Memsahibs' paradise, soldiers' hell
India fare thee fucking well."
"In Malaya," claimed Indian nationalist Shah Nawaz, "swimming pools had notices which banned 'Indians and dogs.'" And one must not forget the lexicon of boorish racial slurs: niggers, coolies, black-bellied bastards, etc. If nothing else, the English mastered profanity.

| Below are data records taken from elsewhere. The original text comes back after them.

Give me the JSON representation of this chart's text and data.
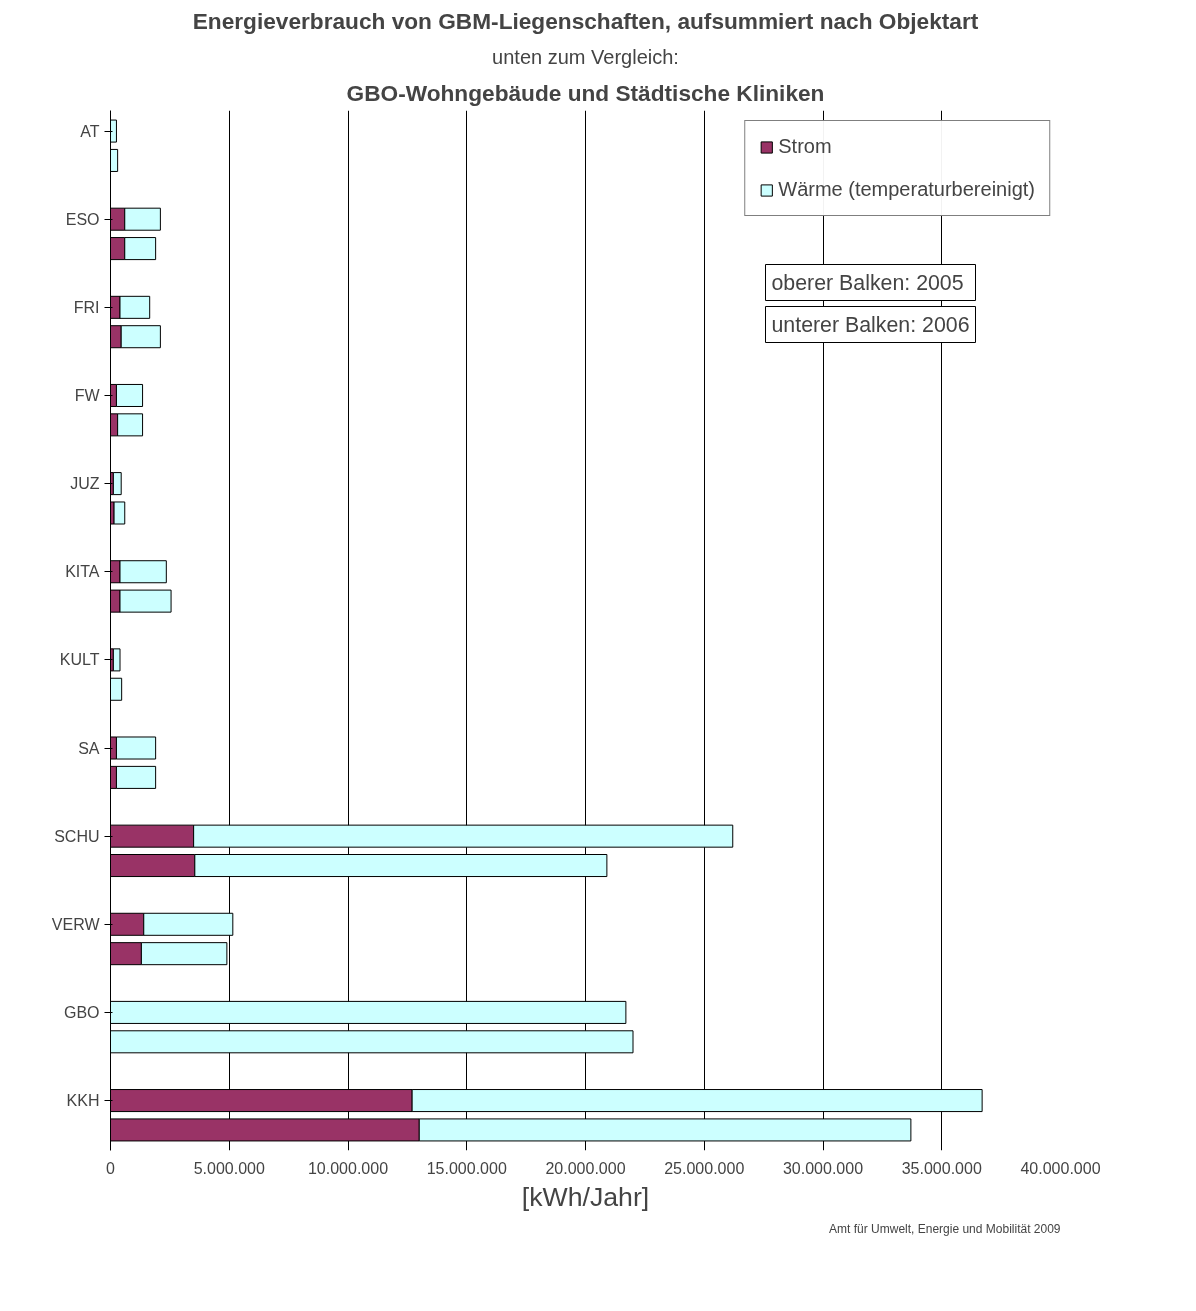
{
  "chart_data": {
    "type": "bar",
    "orientation": "horizontal",
    "stacked": true,
    "title": "Energieverbrauch von GBM-Liegenschaften, aufsummiert nach Objektart",
    "subtitle": "unten zum Vergleich:",
    "xlabel": "[kWh/Jahr]",
    "categories": [
      "AT",
      null,
      "ESO",
      null,
      "FRI",
      null,
      "FW",
      null,
      "JUZ",
      null,
      "KITA",
      null,
      "KULT",
      null,
      "SA",
      null,
      "SCHU",
      null,
      "VERW",
      null,
      "GBO",
      null,
      "KKH",
      null
    ],
    "series": [
      {
        "name": "Strom",
        "color": "#993366",
        "values": [
          null,
          null,
          600000,
          600000,
          400000,
          450000,
          250000,
          300000,
          120000,
          150000,
          400000,
          400000,
          120000,
          null,
          250000,
          250000,
          3500000,
          3550000,
          1400000,
          1300000,
          0,
          0,
          12700000,
          13000000
        ]
      },
      {
        "name": "Wärme (temperaturbereinigt)",
        "color": "#ccffff",
        "values": [
          250000,
          300000,
          1500000,
          1300000,
          1250000,
          1650000,
          1100000,
          1050000,
          330000,
          450000,
          1950000,
          2150000,
          280000,
          470000,
          1650000,
          1650000,
          22700000,
          17350000,
          3750000,
          3600000,
          21700000,
          22000000,
          24000000,
          20700000
        ]
      }
    ],
    "xlim": [
      0,
      40000000
    ],
    "xticks": [
      0,
      {
        "value": 5000000,
        "label": "5.000.000"
      },
      {
        "value": 10000000,
        "label": "10.000.000"
      },
      {
        "value": 15000000,
        "label": "15.000.000"
      },
      {
        "value": 20000000,
        "label": "20.000.000"
      },
      {
        "value": 25000000,
        "label": "25.000.000"
      },
      {
        "value": 30000000,
        "label": "30.000.000"
      },
      {
        "value": 35000000,
        "label": "35.000.000"
      },
      {
        "value": 40000000,
        "label": "40.000.000"
      }
    ],
    "grid": "x",
    "legend": "top right",
    "annotations": [
      "GBO-Wohngebäude und Städtische Kliniken",
      "oberer Balken:  2005",
      "unterer Balken: 2006",
      "Amt für Umwelt, Energie und Mobilität 2009"
    ]
  }
}
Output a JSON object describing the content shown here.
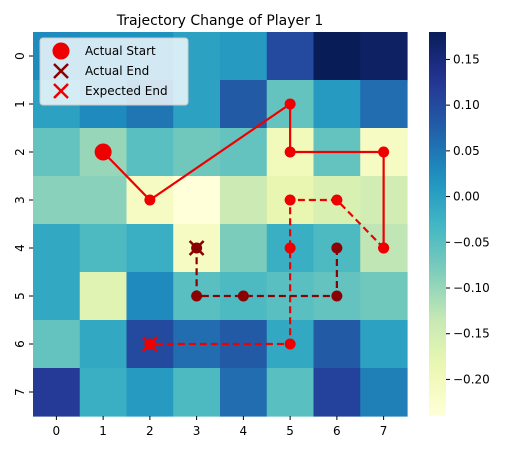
{
  "chart_data": {
    "type": "heatmap",
    "title": "Trajectory Change of Player 1",
    "x_ticks": [
      "0",
      "1",
      "2",
      "3",
      "4",
      "5",
      "6",
      "7"
    ],
    "y_ticks": [
      "0",
      "1",
      "2",
      "3",
      "4",
      "5",
      "6",
      "7"
    ],
    "grid": [
      [
        0.03,
        0.02,
        0.02,
        0.0,
        0.01,
        0.1,
        0.18,
        0.17
      ],
      [
        0.0,
        0.03,
        0.05,
        0.0,
        0.08,
        -0.06,
        0.01,
        0.06
      ],
      [
        -0.06,
        -0.1,
        -0.05,
        -0.07,
        -0.06,
        -0.2,
        -0.06,
        -0.21
      ],
      [
        -0.09,
        -0.09,
        -0.21,
        -0.24,
        -0.14,
        -0.18,
        -0.16,
        -0.15
      ],
      [
        -0.01,
        -0.04,
        -0.02,
        -0.21,
        -0.08,
        -0.02,
        -0.04,
        -0.13
      ],
      [
        -0.01,
        -0.17,
        0.03,
        -0.05,
        -0.04,
        -0.05,
        -0.06,
        -0.07
      ],
      [
        -0.06,
        -0.01,
        0.1,
        0.06,
        0.08,
        -0.01,
        0.08,
        0.0
      ],
      [
        0.12,
        -0.02,
        0.01,
        -0.04,
        0.06,
        -0.05,
        0.11,
        0.04
      ]
    ],
    "colorbar": {
      "vmin": -0.24,
      "vmax": 0.18,
      "ticks": [
        0.15,
        0.1,
        0.05,
        0.0,
        -0.05,
        -0.1,
        -0.15,
        -0.2
      ],
      "tick_labels": [
        "0.15",
        "0.10",
        "0.05",
        "0.00",
        "−0.05",
        "−0.10",
        "−0.15",
        "−0.20"
      ],
      "colormap": "YlGnBu"
    },
    "actual_path": {
      "color": "#ee0000",
      "points": [
        [
          1,
          2
        ],
        [
          2,
          3
        ],
        [
          5,
          1
        ],
        [
          5,
          2
        ],
        [
          7,
          2
        ],
        [
          7,
          4
        ]
      ]
    },
    "expected_path": {
      "color": "#ee0000",
      "points": [
        [
          7,
          4
        ],
        [
          6,
          3
        ],
        [
          5,
          3
        ],
        [
          5,
          4
        ],
        [
          5,
          6
        ],
        [
          2,
          6
        ]
      ]
    },
    "actual_end_path": {
      "color": "#8b0000",
      "points": [
        [
          6,
          4
        ],
        [
          6,
          5
        ],
        [
          4,
          5
        ],
        [
          3,
          5
        ],
        [
          3,
          4
        ]
      ]
    },
    "markers": {
      "actual_start": [
        1,
        2
      ],
      "actual_end": [
        3,
        4
      ],
      "expected_end": [
        2,
        6
      ]
    },
    "legend": {
      "placement": "top-left",
      "items": [
        {
          "label": "Actual Start",
          "color": "#ee0000",
          "marker": "circle"
        },
        {
          "label": "Actual End",
          "color": "#8b0000",
          "marker": "x"
        },
        {
          "label": "Expected End",
          "color": "#ee0000",
          "marker": "x"
        }
      ]
    }
  }
}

Empires express ridiculous outrage whenever its subjects attempt to reclaim their sovereignty by force, the preferred means of the empire. The rather feeble bombing of an American warship - the kind prone to lobbing cruise missiles at defenseless people -- is not seen as retaliation, but as a barbaric crime. After the infamous General Dyer was sacked for ordering the Tiananmen-style massacre of 379 Indians at Amritsar in 1919, "an American lady who once visited India wrote, 'I fear for the British women there now that Dyer has been dismissed.'" No fear for the Indian women before, needless to say. Nor any thought that the British women ought to go home. But this strange moral calculus, in which one of "us" equals a hundred or more of "them", and in which "we" have the right to barge into anybody's living room and expect sterling treatment, remains very much with us.
On a lighter note, James' history overflows with esoteric and thought-provoking facts. A sampling: The British invaded Tibet of all places in 1903-1904; the region near the Khyber Pass was known as yaghestan, the land of rebellion; common English punishments included being blown from a cannon and "being tied to the mouth of a cannon and blown apart"; Britons did not beat people: they "refreshed" them; after the Mutiny, that bleeding-heart liberal Charles Dickens endorsed the wholesale extermination of the Hindus, i.e. genocide; Indians were sickened by the plight of the urban poor in England, and one Indian wrote a scathing attack on the United States called Uncle Sham; prior to 1916, cholera, dysentery, diarrhea were thought to be transmitted by flies; Nehru and Lady Mountbatten wrote love letters to each other; and, finally, the great orator and sot Winston Churchill was occasionally more sot than not, as these remarks of his suggest:
"And I trust we may claim the work we have done, the great work we have done, standing alone for a whole year under this storm; and we ought to be proud of the work we have done in India, and as we are of the contribution we have made, the great contribution which we have made to the salvation and freedom of the whole world."
Evidently this "great contribution" did not include brevity or cogency.
Details like this alone make Raj a gripping and worthwhile read. And whatever one may think of James' claim that the Raj's influence was positive, one cannot help but admire his refusal to presume that the influence was wholly negative. He suggests that the idea of self-government has become "inviolate," even when self-government is evil or cruel. He deplores the "tyranny, chaos, and internecine war" into which so many former British colonies have plunged. But these things were there to begin with, and it's not really his or our place to wish otherwise. In the long run, alas, people get the governments they deserve.